Cette première «rencontre» avec l’univers de Fabrice Koffy m’a incitée à écouter son album Poesic (2009), puis à lire son recueil Village mental paru à l’automne 2010 chez Adage édition. Sur le disque, Fabrice Koffy récite et chante ses textes sur des musiques du guitariste et compositeur Guillaume Soucy. Des chansons dont les thèmes naviguent entre la sphère privée (relations interpersonnelles, angoisses et craintes de l’homme…) et les préoccupations sociales et politiques. Fabrice Koffy pose notamment un regard critique sur la réalité africaine, ayant passé sa vie tant ici que là-bas (à écouter à ce propos: les pistes Fruit de la colonisation, Mon continent doit de l’argent, Vulgaire Gâteau).

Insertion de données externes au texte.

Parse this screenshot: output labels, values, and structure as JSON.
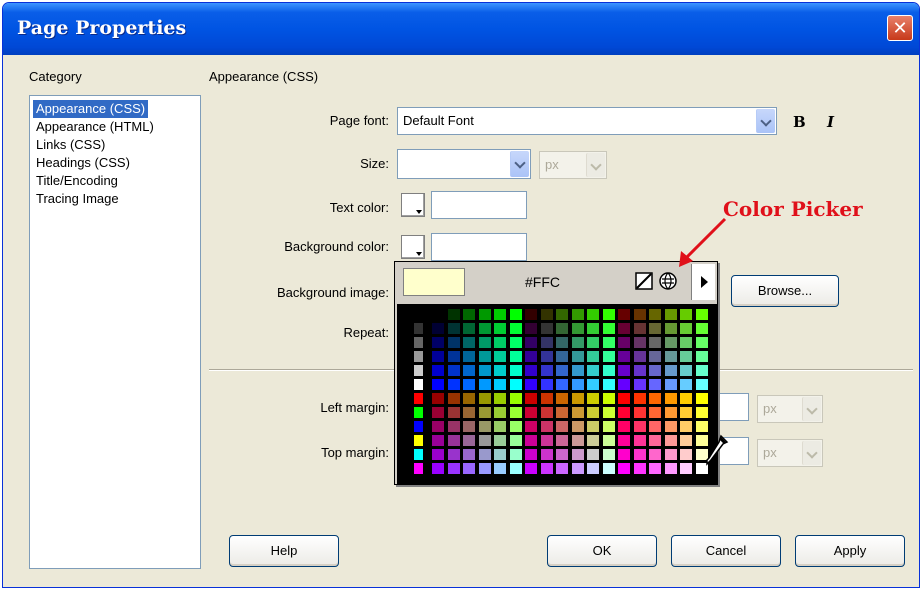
{
  "window": {
    "title": "Page Properties",
    "close_glyph": "✕"
  },
  "category": {
    "label": "Category",
    "items": [
      {
        "label": "Appearance (CSS)",
        "selected": true
      },
      {
        "label": "Appearance (HTML)",
        "selected": false
      },
      {
        "label": "Links (CSS)",
        "selected": false
      },
      {
        "label": "Headings (CSS)",
        "selected": false
      },
      {
        "label": "Title/Encoding",
        "selected": false
      },
      {
        "label": "Tracing Image",
        "selected": false
      }
    ]
  },
  "section_title": "Appearance (CSS)",
  "fields": {
    "page_font": {
      "label": "Page font:",
      "value": "Default Font"
    },
    "bold_label": "B",
    "italic_label": "I",
    "size": {
      "label": "Size:",
      "value": "",
      "unit": "px"
    },
    "text_color": {
      "label": "Text color:",
      "value": ""
    },
    "background_color": {
      "label": "Background color:",
      "value": ""
    },
    "background_image": {
      "label": "Background image:",
      "value": ""
    },
    "repeat": {
      "label": "Repeat:",
      "value": ""
    },
    "left_margin": {
      "label": "Left margin:",
      "value": "",
      "unit": "px"
    },
    "top_margin": {
      "label": "Top margin:",
      "value": "",
      "unit": "px"
    }
  },
  "buttons": {
    "browse": "Browse...",
    "help": "Help",
    "ok": "OK",
    "cancel": "Cancel",
    "apply": "Apply"
  },
  "color_picker": {
    "hex_value": "#FFC",
    "preview_color": "#ffffcc",
    "icons": [
      "no-color-icon",
      "system-color-icon",
      "menu-arrow-icon",
      "eyedropper-icon"
    ]
  },
  "annotation": {
    "text": "Color Picker",
    "color": "#e0101a"
  }
}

Quant au recueil Village mental, il est constitué à la fois de textes inédits, de textes ayant déjà été performés et de textes de chansons remaniés. La préface est de Ivy, fondateur de la scène slam francophone au Québec. L’accès aux textes écrits permet une autre «lecture» de la poésie de Fabrice Koffy, plus lente et posée qu’à l’écoute d’une chanson ou d’une récitation rythmée tantôt par la guitare de Guillaume Soucy, tantôt par les  inflexions de la voix du poète même. Personnellement, je trouve que cette écriture, de par son style très «direct», ses thèmes, mais aussi la personnalité de son auteur prend toute son envergure dans la performance orale. Cela dit, le recueil proposant des poèmes inédits, la combinaison disque/recueil est la façon la plus complète de découvrir Fabrice Koffy.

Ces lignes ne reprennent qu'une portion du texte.